Para a advogada, a pressão da sociedade civil e de organizações internacionais será decisiva para o STF concluir o julgamento. "No ano passado, sete mil indígenas estiveram em Brasilia. Desde a Constituinte, não se via tanto indígena protestando. Isso foi fundamental para pautar o julgamento. A situação vai se acirrar ainda mais e certamente o Supremo vai ser convocado a exaurir esse julgamento", afirmou.

Se esquivar da discussão é uma forma de baixar o fogo na relação entre o tribunal e o Palácio do Planalto. O presidente Jair Bolsonaro defende a tese do marco temporal, que dificulta a demarcação de terras indígenas e favorece o agronegócio, importante pilar de apoio para o mandatário.

O caso dos indígenas é mais um exemplo de que, quando não toma uma decisão, o STF também decide. Quanto mais o tribunal demora a decidir, mais prejudica os povos indígenas, porque joga o assunto no colo do Congresso Nacional. Os parlamentares tendem a fixar o marco temporal - e, assim, reduzir as possibilidades de demarcação de terras para as etnias.

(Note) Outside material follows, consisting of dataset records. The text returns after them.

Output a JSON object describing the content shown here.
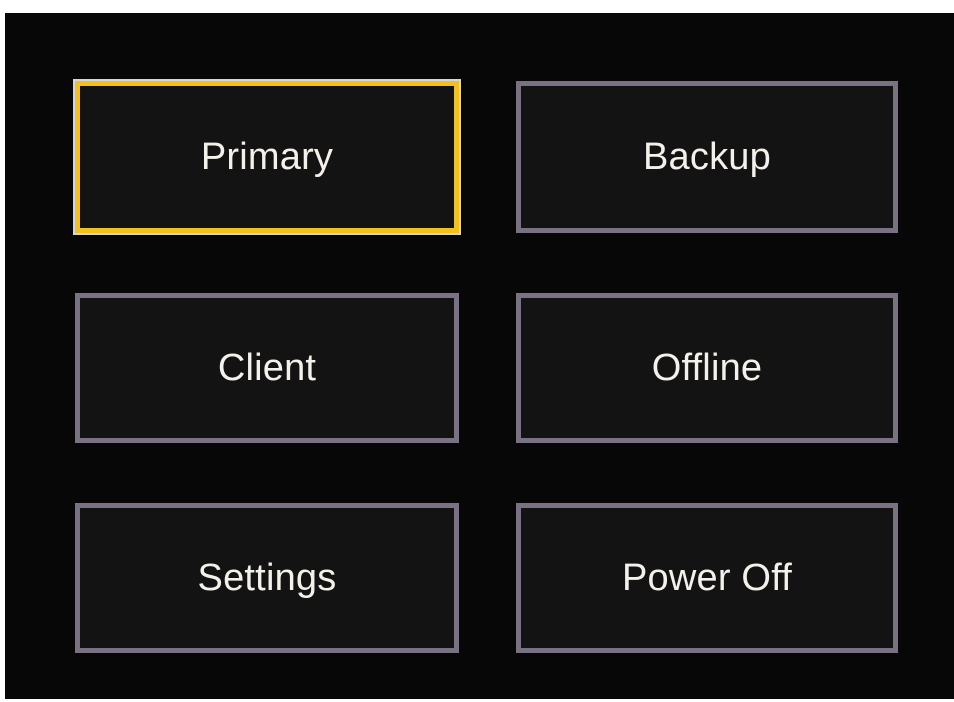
{
  "menu": {
    "buttons": [
      {
        "label": "Primary",
        "selected": true
      },
      {
        "label": "Backup",
        "selected": false
      },
      {
        "label": "Client",
        "selected": false
      },
      {
        "label": "Offline",
        "selected": false
      },
      {
        "label": "Settings",
        "selected": false
      },
      {
        "label": "Power Off",
        "selected": false
      }
    ]
  },
  "colors": {
    "background": "#070707",
    "button_fill": "#131313",
    "button_border": "#7a7282",
    "selected_border": "#f2c21b",
    "label_text": "#f4f0ea"
  }
}
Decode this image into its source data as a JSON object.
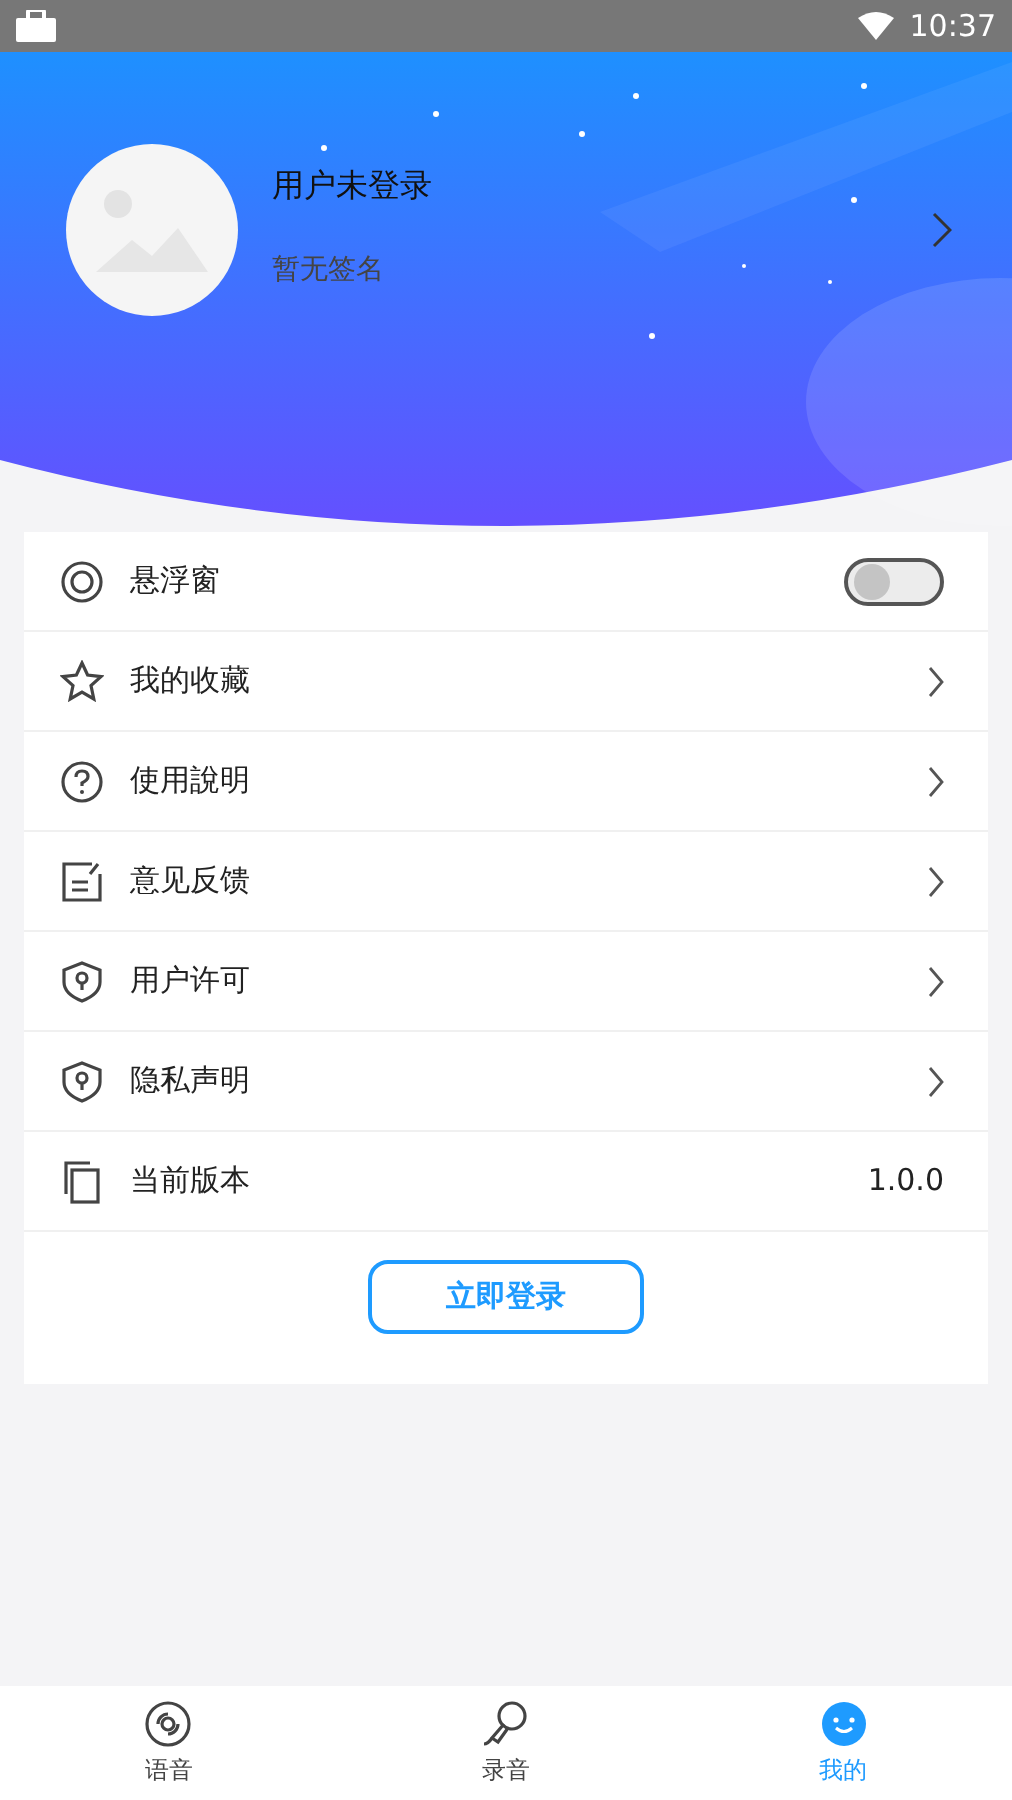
{
  "status_bar": {
    "time": "10:37"
  },
  "profile": {
    "name": "用户未登录",
    "signature": "暂无签名"
  },
  "menu": [
    {
      "kind": "toggle",
      "label": "悬浮窗",
      "on": false
    },
    {
      "kind": "link",
      "label": "我的收藏"
    },
    {
      "kind": "link",
      "label": "使用說明"
    },
    {
      "kind": "link",
      "label": "意见反馈"
    },
    {
      "kind": "link",
      "label": "用户许可"
    },
    {
      "kind": "link",
      "label": "隐私声明"
    },
    {
      "kind": "value",
      "label": "当前版本",
      "value": "1.0.0"
    }
  ],
  "login_button": "立即登录",
  "tabs": [
    {
      "label": "语音",
      "selected": false
    },
    {
      "label": "录音",
      "selected": false
    },
    {
      "label": "我的",
      "selected": true
    }
  ]
}
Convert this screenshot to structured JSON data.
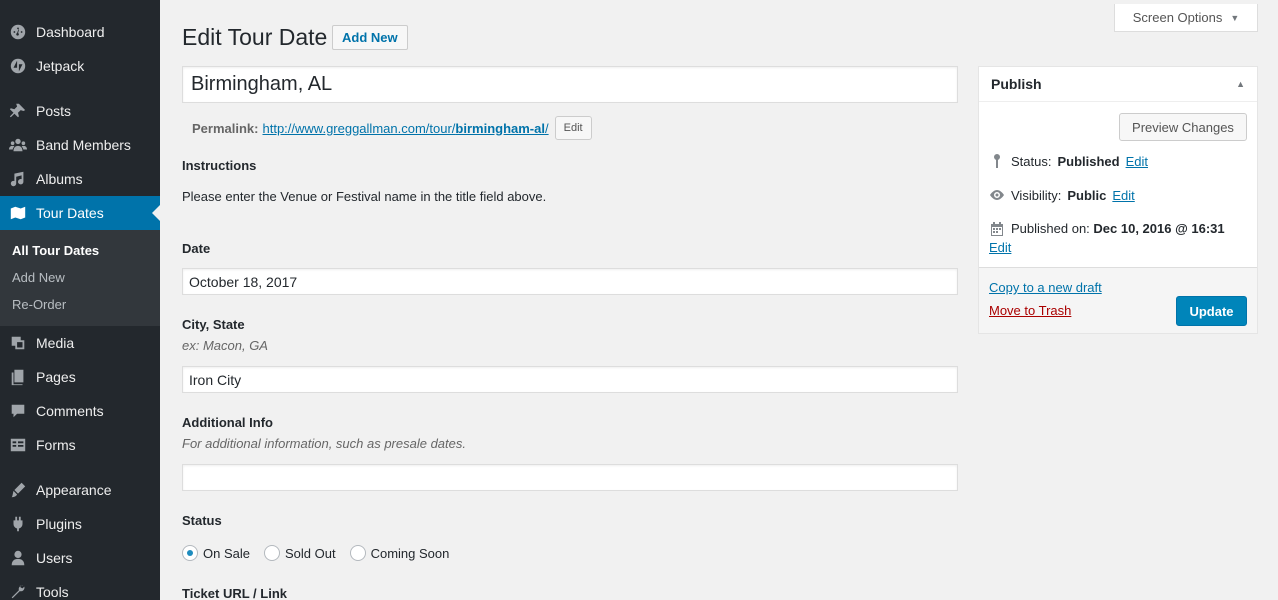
{
  "sidebar": {
    "items": [
      {
        "label": "Dashboard",
        "icon": "dashboard-icon"
      },
      {
        "label": "Jetpack",
        "icon": "jetpack-icon"
      },
      {
        "label": "Posts",
        "icon": "pin-icon"
      },
      {
        "label": "Band Members",
        "icon": "groups-icon"
      },
      {
        "label": "Albums",
        "icon": "music-note-icon"
      },
      {
        "label": "Tour Dates",
        "icon": "map-icon"
      },
      {
        "label": "Media",
        "icon": "media-icon"
      },
      {
        "label": "Pages",
        "icon": "pages-icon"
      },
      {
        "label": "Comments",
        "icon": "comment-icon"
      },
      {
        "label": "Forms",
        "icon": "forms-icon"
      },
      {
        "label": "Appearance",
        "icon": "brush-icon"
      },
      {
        "label": "Plugins",
        "icon": "plug-icon"
      },
      {
        "label": "Users",
        "icon": "user-icon"
      },
      {
        "label": "Tools",
        "icon": "wrench-icon"
      }
    ],
    "submenu": [
      "All Tour Dates",
      "Add New",
      "Re-Order"
    ]
  },
  "header": {
    "screen_options": "Screen Options",
    "title": "Edit Tour Date",
    "add_new": "Add New"
  },
  "post": {
    "title_value": "Birmingham, AL",
    "permalink_label": "Permalink:",
    "permalink_base": "http://www.greggallman.com/tour/",
    "permalink_slug": "birmingham-al",
    "permalink_tail": "/",
    "permalink_edit": "Edit"
  },
  "fields": {
    "instructions_label": "Instructions",
    "instructions_text": "Please enter the Venue or Festival name in the title field above.",
    "date_label": "Date",
    "date_value": "October 18, 2017",
    "city_label": "City, State",
    "city_desc": "ex: Macon, GA",
    "city_value": "Iron City",
    "info_label": "Additional Info",
    "info_desc": "For additional information, such as presale dates.",
    "info_value": "",
    "status_label": "Status",
    "status_options": [
      "On Sale",
      "Sold Out",
      "Coming Soon"
    ],
    "status_selected": "On Sale",
    "ticket_label": "Ticket URL / Link"
  },
  "publish": {
    "title": "Publish",
    "preview": "Preview Changes",
    "status_label": "Status:",
    "status_value": "Published",
    "visibility_label": "Visibility:",
    "visibility_value": "Public",
    "published_label": "Published on:",
    "published_value": "Dec 10, 2016 @ 16:31",
    "edit": "Edit",
    "copy_draft": "Copy to a new draft",
    "trash": "Move to Trash",
    "update": "Update"
  },
  "colors": {
    "sidebar_bg": "#23282d",
    "active_bg": "#0073aa",
    "link": "#0073aa",
    "primary_button": "#0085ba",
    "trash": "#a00"
  }
}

Nas últimas décadas, o STF consolidou o papel de defensor das minorias. Os ministros se orgulham de lembrar os julgamentos que garantiram direitos da comunidade LGBTQIA+, como a criminalização da homofobia e a legitimação das uniões homoafetivas. Mas o tribunal parece ter se esquecido que os povos indígenas também são minoria. Se o Estado não protege essas pessoas, o mais natural é que a mais alta corte do país, que se apresenta como progressista, assim o faça.